Tianmianjiang is a thick, dark brown- or black-colored Chinese sauce made from wheat flour, sugar, salt, mantou, and fermented yellow soybeans (the lees left over from the fermentation of soybeans to make soy sauce). Translation of the term into English includes sweet bean sauce, sweet bean paste, sweet soybean paste, sweet flour sauce, or sweet noodle sauce.
There are many different types of sweet bean sauces depending on the different compositions and the different method of production, and each variation represents the unique local style of a particular region, and even within the same geographical region, different manufacturers produce different kinds of sweet bean sauce. For example, in northern China, the use of sugar is far less than in southern China in terms of the amount added, while the usage of mantou flour as the main ingredient is a much more common practice. Traditionally, in these regions, a good brand of sweet bean sauce is considered top quality when its sweet taste results not from the addition of sugar, but as a direct result of the fermentation of the starches contained in the sauce's ingredients.

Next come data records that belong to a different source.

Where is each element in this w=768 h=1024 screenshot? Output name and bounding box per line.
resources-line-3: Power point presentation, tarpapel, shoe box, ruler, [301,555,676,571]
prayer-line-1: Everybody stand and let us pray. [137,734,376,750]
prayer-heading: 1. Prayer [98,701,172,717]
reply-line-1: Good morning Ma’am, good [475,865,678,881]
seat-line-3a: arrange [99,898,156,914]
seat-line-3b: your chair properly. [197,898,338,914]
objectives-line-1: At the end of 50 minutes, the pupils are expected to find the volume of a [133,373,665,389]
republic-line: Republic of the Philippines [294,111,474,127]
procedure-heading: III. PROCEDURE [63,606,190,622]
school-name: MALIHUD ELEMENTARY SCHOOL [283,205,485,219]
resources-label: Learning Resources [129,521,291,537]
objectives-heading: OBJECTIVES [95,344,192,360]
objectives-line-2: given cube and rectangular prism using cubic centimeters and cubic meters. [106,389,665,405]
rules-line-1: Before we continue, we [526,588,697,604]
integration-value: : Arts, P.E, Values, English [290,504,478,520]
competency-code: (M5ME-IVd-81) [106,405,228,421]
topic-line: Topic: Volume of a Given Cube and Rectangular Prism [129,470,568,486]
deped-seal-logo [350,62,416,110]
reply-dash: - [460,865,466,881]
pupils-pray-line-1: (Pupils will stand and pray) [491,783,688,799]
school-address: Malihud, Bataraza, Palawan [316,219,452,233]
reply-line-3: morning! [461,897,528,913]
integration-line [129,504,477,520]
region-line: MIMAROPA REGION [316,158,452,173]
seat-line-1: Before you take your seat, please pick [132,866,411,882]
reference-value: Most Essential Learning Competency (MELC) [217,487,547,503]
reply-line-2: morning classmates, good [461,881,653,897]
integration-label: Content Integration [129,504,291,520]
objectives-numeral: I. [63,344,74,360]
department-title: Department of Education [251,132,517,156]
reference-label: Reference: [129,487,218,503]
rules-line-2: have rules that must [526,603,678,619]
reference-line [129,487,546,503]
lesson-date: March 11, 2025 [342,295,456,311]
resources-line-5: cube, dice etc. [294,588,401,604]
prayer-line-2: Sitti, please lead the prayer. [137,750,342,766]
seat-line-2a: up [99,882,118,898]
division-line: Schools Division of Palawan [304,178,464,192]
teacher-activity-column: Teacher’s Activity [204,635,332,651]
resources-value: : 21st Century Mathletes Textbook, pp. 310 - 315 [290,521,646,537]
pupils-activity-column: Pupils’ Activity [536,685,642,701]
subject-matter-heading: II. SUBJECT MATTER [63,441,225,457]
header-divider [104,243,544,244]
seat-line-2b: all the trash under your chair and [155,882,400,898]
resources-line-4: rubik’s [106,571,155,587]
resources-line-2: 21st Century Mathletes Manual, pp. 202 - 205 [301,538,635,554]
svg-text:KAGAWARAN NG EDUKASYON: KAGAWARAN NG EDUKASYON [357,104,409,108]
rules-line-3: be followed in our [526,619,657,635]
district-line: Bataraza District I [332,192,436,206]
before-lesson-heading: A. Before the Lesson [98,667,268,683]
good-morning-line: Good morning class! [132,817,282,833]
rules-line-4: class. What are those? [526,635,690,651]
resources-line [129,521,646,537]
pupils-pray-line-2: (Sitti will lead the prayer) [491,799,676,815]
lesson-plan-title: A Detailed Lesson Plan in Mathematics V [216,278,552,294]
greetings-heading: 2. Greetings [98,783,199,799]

Sweet bean sauce can be found in typical Asian supermarkets under various English names, but with a common Chinese name (甜麵醬). Sweet bean sauce's Korean equivalent is the chunjang (hangul: 춘장; hanja: 春醬) used in the dish jajangmyeon (hangul: 자장면; hanja: 炸醬麵).
- Chunjang (춘장) (or Choonjang or Chunzang or Choonzang or Chinese soybean paste or Chinese bean paste < HS code: 2103.90.1020 >)
Similar to the better known hoisin sauce, sweet bean sauce is sometimes used in dishes such as Peking Duck and as a replacement for yellow soybean paste (黄酱; pinyin: huángjiàng) in zhajiang mian; in Beijing cuisine, yellow soybean paste is the traditional accompaniment for these two dishes. Sweet bean sauce is sweeter than yellow soybean paste, which is saltier.